YouTube : Thérèse revient sur la censure de son clip « Skin Hunger »

Marin Woisard

Chanteuse, musicienne et militante, Thérèse a sorti le 9 juin dernier le clip de Skin Hunger réalisé par Génial Pictures. Son hymne à l’amour sensuel et laiteux s’est vu invisibiliser par le mastodonte YouTube malgré l’absence de contenu à caractère sexuel.

Après les solitudes exacerbées des confinements successifs, Skin Hunger de Thérèse est apparu comme le précieux exutoire face au manque de contact, que les matchs sur toutes les applis du monde ne sauraient remplacer. Le clip réalisé par Charlie Montagut et Thomas Daeffler de Génial Pictures transcende la chanson dans un immense frisson de peaux frôlées, au milieu duquel apparaît la déesse des amours Thérèse, qui attire à elle tout un cercle d’adeptes. Mais sa sortie sur YouTube ne s’est pas passée comme prévue.

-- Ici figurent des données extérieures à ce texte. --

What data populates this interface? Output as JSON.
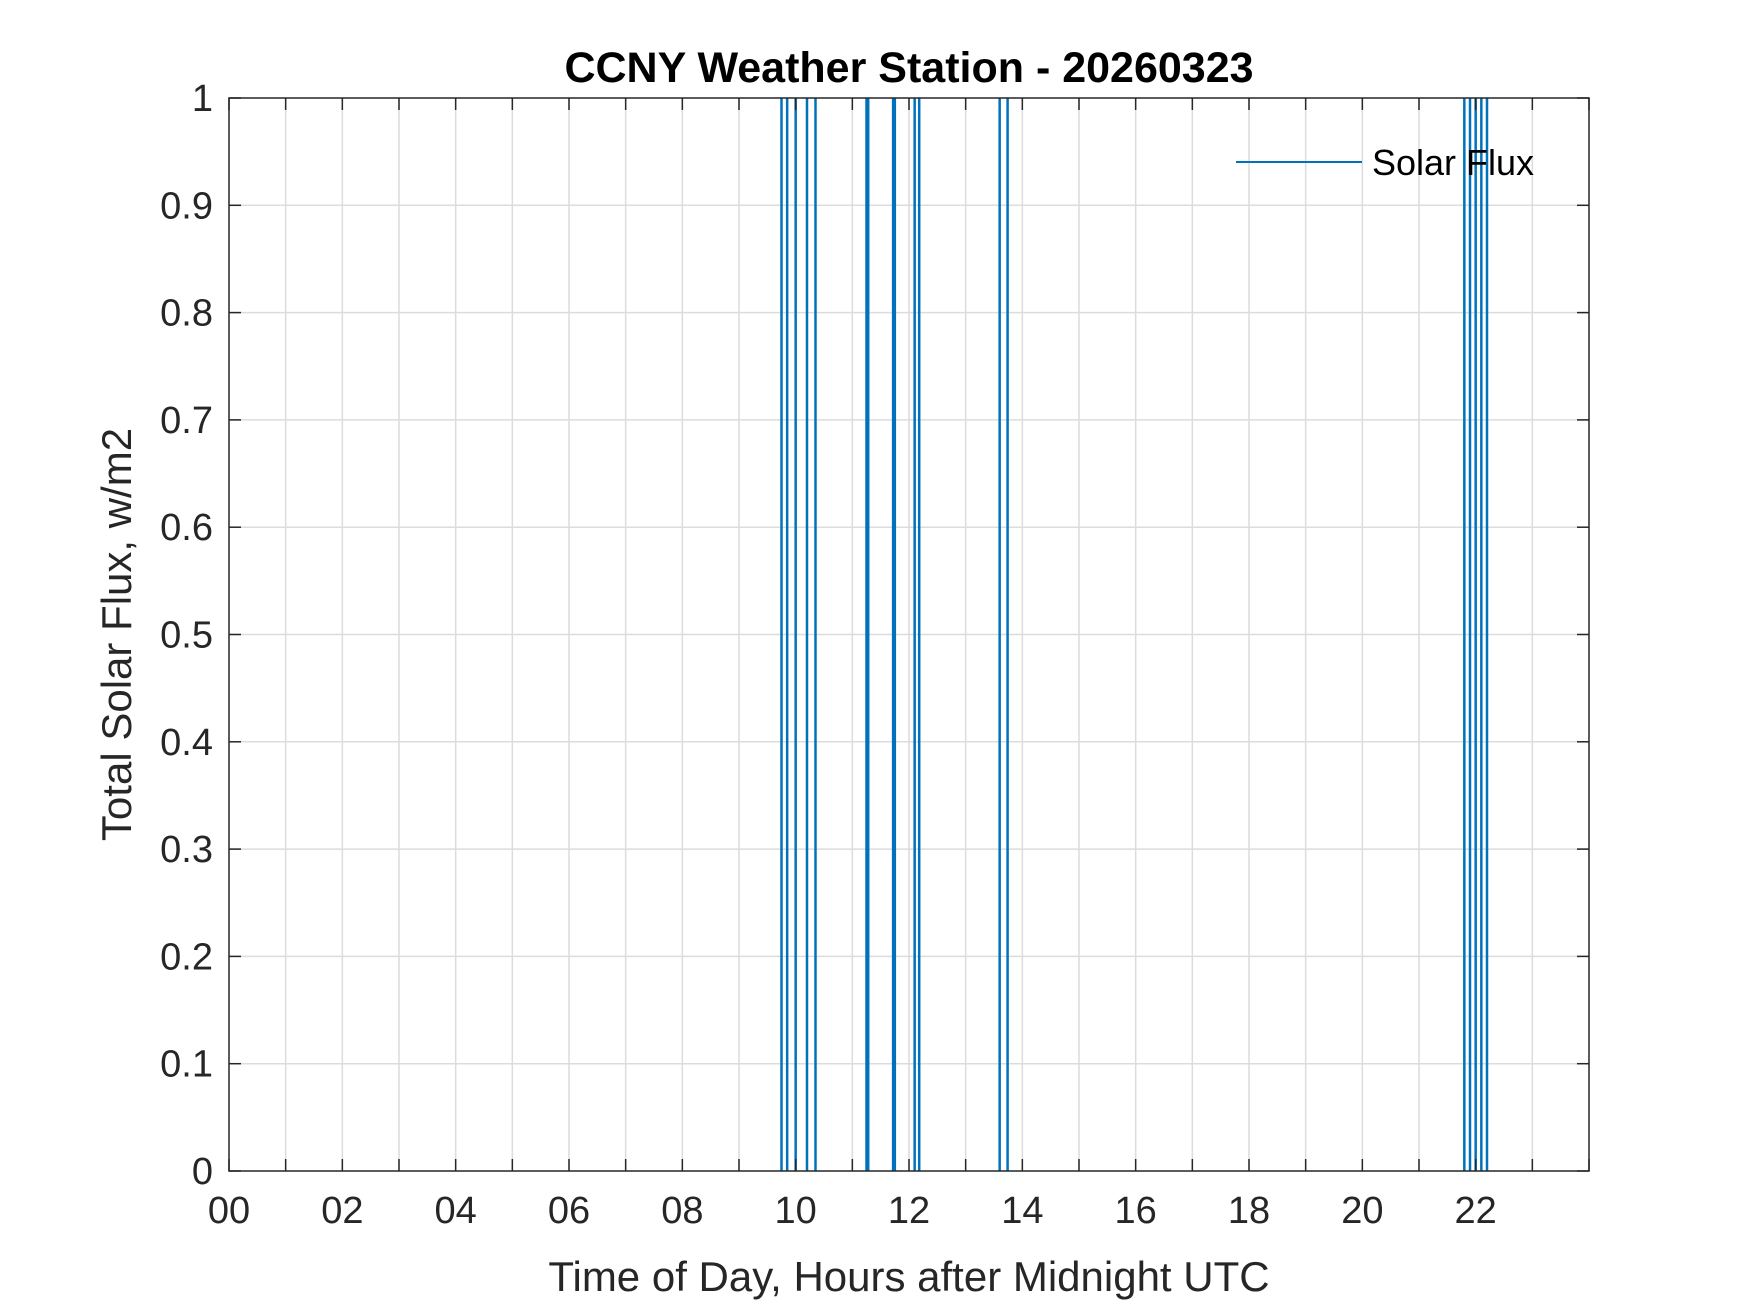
{
  "chart_data": {
    "type": "line",
    "title": "CCNY Weather Station - 20260323",
    "xlabel": "Time of Day, Hours after Midnight UTC",
    "ylabel": "Total Solar Flux, w/m2",
    "xlim": [
      0,
      24
    ],
    "ylim": [
      0,
      1
    ],
    "xticks": [
      0,
      2,
      4,
      6,
      8,
      10,
      12,
      14,
      16,
      18,
      20,
      22
    ],
    "xtick_labels": [
      "00",
      "02",
      "04",
      "06",
      "08",
      "10",
      "12",
      "14",
      "16",
      "18",
      "20",
      "22"
    ],
    "yticks": [
      0,
      0.1,
      0.2,
      0.3,
      0.4,
      0.5,
      0.6,
      0.7,
      0.8,
      0.9,
      1
    ],
    "ytick_labels": [
      "0",
      "0.1",
      "0.2",
      "0.3",
      "0.4",
      "0.5",
      "0.6",
      "0.7",
      "0.8",
      "0.9",
      "1"
    ],
    "grid": true,
    "legend_position": "top-right",
    "series": [
      {
        "name": "Solar Flux",
        "color": "#0072BD",
        "spike_times": [
          9.75,
          9.85,
          10.0,
          10.2,
          10.35,
          11.25,
          11.28,
          11.72,
          11.75,
          12.1,
          12.18,
          13.6,
          13.74,
          21.8,
          21.9,
          22.0,
          22.1,
          22.2
        ]
      }
    ]
  }
}
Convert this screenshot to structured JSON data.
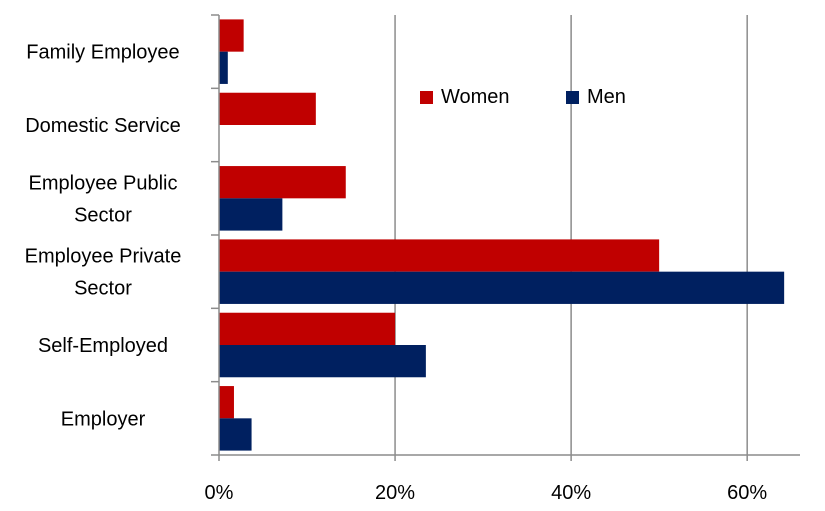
{
  "chart_data": {
    "type": "bar",
    "orientation": "horizontal",
    "categories": [
      [
        "Family Employee"
      ],
      [
        "Domestic Service"
      ],
      [
        "Employee Public",
        "Sector"
      ],
      [
        "Employee Private",
        "Sector"
      ],
      [
        "Self-Employed"
      ],
      [
        "Employer"
      ]
    ],
    "series": [
      {
        "name": "Women",
        "color": "#C00000",
        "values": [
          2.8,
          11.0,
          14.4,
          50.0,
          20.0,
          1.7
        ]
      },
      {
        "name": "Men",
        "color": "#002060",
        "values": [
          1.0,
          0.0,
          7.2,
          64.2,
          23.5,
          3.7
        ]
      }
    ],
    "xlim": [
      0,
      66
    ],
    "xticks": [
      0,
      20,
      40,
      60
    ],
    "tick_labels": [
      "0%",
      "20%",
      "40%",
      "60%"
    ],
    "grid": "vertical",
    "legend_position": "top-right",
    "title": "",
    "xlabel": "",
    "ylabel": ""
  }
}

Censure arbitraire dans la jungle algorithmique

L’algorithme YouTube n’a pas attendu longtemps avant de censurer la miniature (bien qu’aucun contenu à caractère sexuel n’y soit visible) avant de s’en prendre à la vidéo elle-même en l’invisibilisant sur le moteur de recherche de la plateforme. Résultat des courses, certains utilisateurs ne trouvent pas le clip en tapant « Thérèse – Skin Hunger ». La problématique est épineuse quand il s’agit comme ici de promouvoir un projet propulsé en indépendant et financé en fonds propres.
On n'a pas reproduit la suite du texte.